L’annullamento veniva impugnato dall’affidatario censurando la lesione del principio del legittimo affidamento in forza dell’intervenuto annullamento in autotutela.

Il TAR respingeva il ricorso, ricostruendo le ipotesi di divieto di contrarre con la pubblica amministrazione alla luce di quella “particolare forma di incapacità giuridica, e dunque la insuscettività del soggetto (persona fisica o giuridica) […] ad essere titolare di quelle situazioni giuridiche soggettive che “determinino (sul proprio cd. lato esterno) rapporti giuridici con la Pubblica Amministrazione”. (Cons. Stato, Sez. IV, n. 3247/2016)

L’istituto di cui agli artt. 84, comma 4, e 91, comma 6 D. Lgs. 159/2011, infatti, poggia la propria ratio fondante quale strumento di salvaguardia dell’ordine pubblico economico, del buon andamento della pubblica Amministrazione nonché della libera concorrenza tra le imprese. Sicché, qualora l’operatore economico, pur nel pieno rispetto dei requisiti economici e di mezzi tali da garantire “il migliore risultato”  – e, conseguentemente, la garanzia del buon agere amministrativo – purtuttavia si ritrovi subordinato ad una obiettiva ragione di insussistenza della perdurante «fiducia sulla affidabilità e sulla moralità dell’imprenditore”, si ritiene che non “meriti la fiducia delle Istituzioni (vale a dire che risulti «affidabile»)” tanto da non poter (o non poter più) essere titolare di rapporti contrattuali con le pubbliche Amministrazioni o degli altri titoli abilitativi, individuati dalla legge. (così Cons. Stato, Sez. III, n. 1743/2016)

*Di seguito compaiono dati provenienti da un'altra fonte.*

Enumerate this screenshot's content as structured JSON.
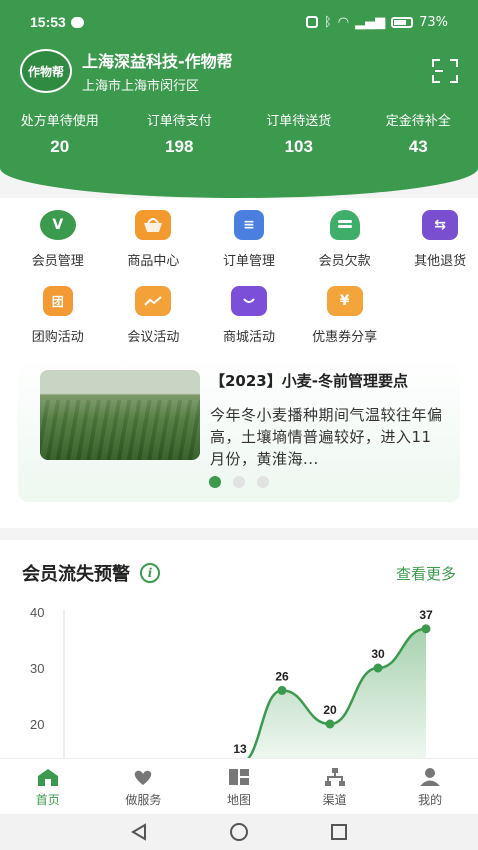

In buona sostanza, quindi, il Legislatore ha ritenuto di prevedere un’ipotesi di incapacità giuridica, a garanzia dei predetti principi e valori costituzionalmente garantiti, scaturente da un “provvedimento adottato all’esito di un procedimento normativamente tipizzato e nei confronti del quale vi è previsione delle indispensabili garanzie di tutela giurisdizionale del soggetto di esso destinatario” (Ad. Pl. n. 3/2018) tale per cui all’operatore economico assoggettato a tale misura risulti preclusa qualsivoglia avvio ovvero prosecuzione di un affidamento pubblico.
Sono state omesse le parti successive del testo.